Kementerian Agraria dan Tata Ruang/Badan Pertanahan Nasional (ATR/BPN) baru-baru ini mengklarifikasi isu yang menyatakan bahwa tanah berstatus girik atau tidak bersertifikat akan dirampas oleh negara pada tahun 2026. Penjelasan ini muncul menyusul beredarnya kabar yang meresahkan di media sosial dan grup pesan singkat.
Fakta bahwa banyak masyarakat masih bingung tentang status kepemilikan tanah mereka menjadi perhatian khusus. Mengingat pentingnya sertifikasi tanah, jelas bahwa penyampaian informasi yang akurat sangat diperlukan untuk menghindari kesalahpahaman.
Klarifikasi Terhadap Isu Tanah Girik
Asnaedi, Direktur Jenderal Penetapan Hak dan Pendaftaran Tanah, menegaskan bahwa informasi yang menyebutkan bahwa tanah girik yang tidak didaftarkan akan diambil alih oleh negara adalah tidak benar. Menurutnya, status girik, verponding, dan bekas hak lama lainnya tidak bisa dijadikan sebagai alat bukti kepemilikan yang sah, namun bisa menjadi petunjuk atas bekas kepemilikan.
Penting untuk dipahami bahwa status kepemilikan tidak otomatis hilang hanya karena tidak adanya sertifikat resmi. Asnaedi memastikan bahwa jika masyarakat memiliki girik dan masih menguasai tanah tersebut, tidak ada alasan bagi negara untuk melakukan perampasan. Ini adalah titik kunci untuk memahami pentingnya legalitas dalam kepemilikan tanah dan bagaimana masyarakat dapat menjaga haknya.
Pentingnya Sertifikasi Tanah dalam Kepastian Hukum
Asnaedi juga mendorong masyarakat untuk segera mendaftarkan tanah mereka agar mendapatkan sertifikat. Sertifikat tanah merupakan bukti kepemilikan yang diakui secara hukum oleh negara. Dengan memiliki sertifikat, masyarakat bisa mendapatkan kepastian hukum yang kuat atas tanah mereka, mengurangi risiko sengketa di masa depan.

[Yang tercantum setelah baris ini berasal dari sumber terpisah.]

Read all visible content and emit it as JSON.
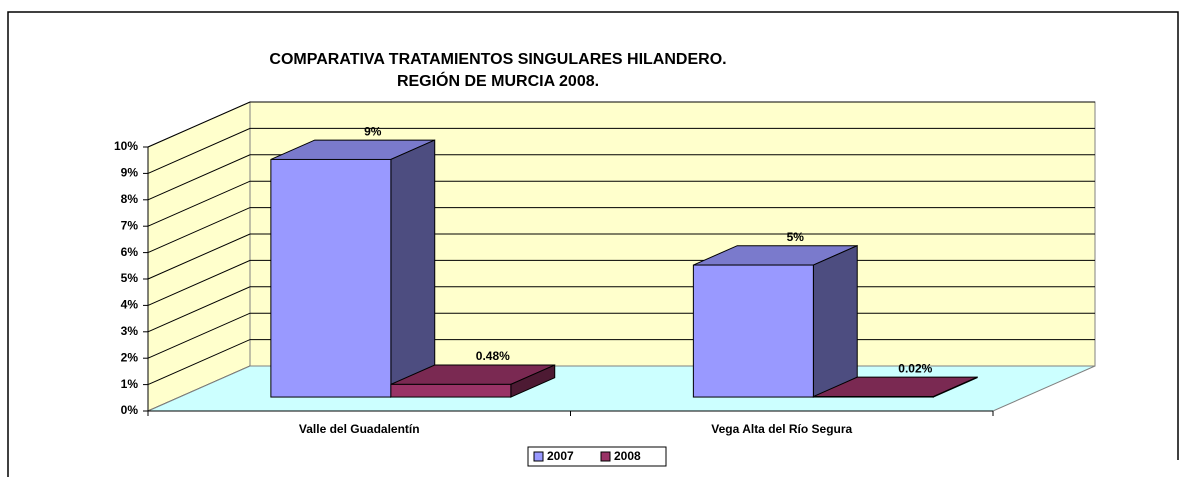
{
  "chart_data": {
    "type": "bar3d",
    "title": [
      "COMPARATIVA TRATAMIENTOS SINGULARES HILANDERO.",
      "REGIÓN DE MURCIA 2008."
    ],
    "categories": [
      "Valle del Guadalentín",
      "Vega Alta del Río Segura"
    ],
    "series": [
      {
        "name": "2007",
        "color": "#9999ff",
        "values": [
          9,
          5
        ],
        "value_labels": [
          "9%",
          "5%"
        ]
      },
      {
        "name": "2008",
        "color": "#993366",
        "values": [
          0.48,
          0.02
        ],
        "value_labels": [
          "0.48%",
          "0.02%"
        ]
      }
    ],
    "ylim": [
      0,
      10
    ],
    "yticks": [
      {
        "value": 0,
        "label": "0%"
      },
      {
        "value": 1,
        "label": "1%"
      },
      {
        "value": 2,
        "label": "2%"
      },
      {
        "value": 3,
        "label": "3%"
      },
      {
        "value": 4,
        "label": "4%"
      },
      {
        "value": 5,
        "label": "5%"
      },
      {
        "value": 6,
        "label": "6%"
      },
      {
        "value": 7,
        "label": "7%"
      },
      {
        "value": 8,
        "label": "8%"
      },
      {
        "value": 9,
        "label": "9%"
      },
      {
        "value": 10,
        "label": "10%"
      }
    ],
    "grid": true,
    "legend": "bottom"
  }
}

Kementerian ATR/BPN mengingatkan agar masyarakat tidak merasa khawatir terkait isu ini. Justru, ini harus menjadi momentum bagi individu dan komunitas untuk lebih proaktif dalam melakukan sertifikasi tanah. Sebab, memiliki sertifikat tanah tidak hanya menjamin kepemilikan, tetapi juga meningkatkan nilai ekonomi properti tersebut.
Bahkan, Menteri ATR/BPN sebelumnya juga telah mengingatkan agar masyarakat memperbarui sertifikat, terutama bagi mereka yang memiliki sertifikat yang diterbitkan antara 1961 hingga 1997. Sertifikat dari periode tersebut mungkin tidak dilengkapi dengan informasi peta kadastral yang akurat, yang dapat menjadi sumber konflik di lapangan.

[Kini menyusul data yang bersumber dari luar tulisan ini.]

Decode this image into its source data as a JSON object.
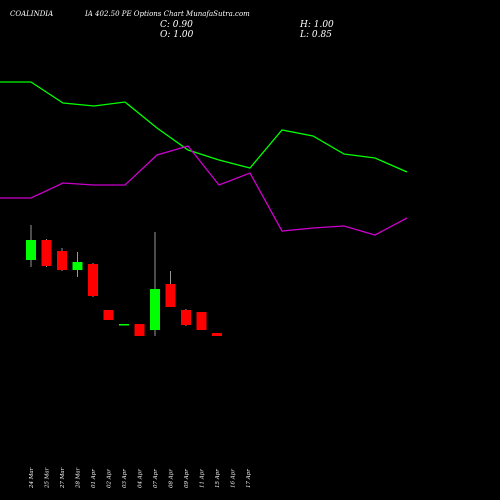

Pemilik tanah yang tidak memiliki peta jelas dapat mengalami kesulitan di kemudian hari. Oleh karena itu, penting untuk melakukan langkah-langkah hukum yang sesuai untuk memastikan kepemilikan tanah yang sah. Perluasan pemahaman dan kesadaran akan hak tanah sangat penting dalam era modern ini, di mana informasi dan teknologi berkembang pesat.
Dengan demikian, masyarakat didorong untuk tidak hanya mematuhi regulasi tetapi juga untuk memahami sepenuhnya hak dan kewajiban mereka sebagai pemilik tanah. Ini adalah investasi masa depan yang bermanfaat bagi generasi yang akan datang. Jadi, segera lakukan pendaftaran dan perbaruan sertifikat untuk menjadi bagian dari kepastian hukum yang lebih besar.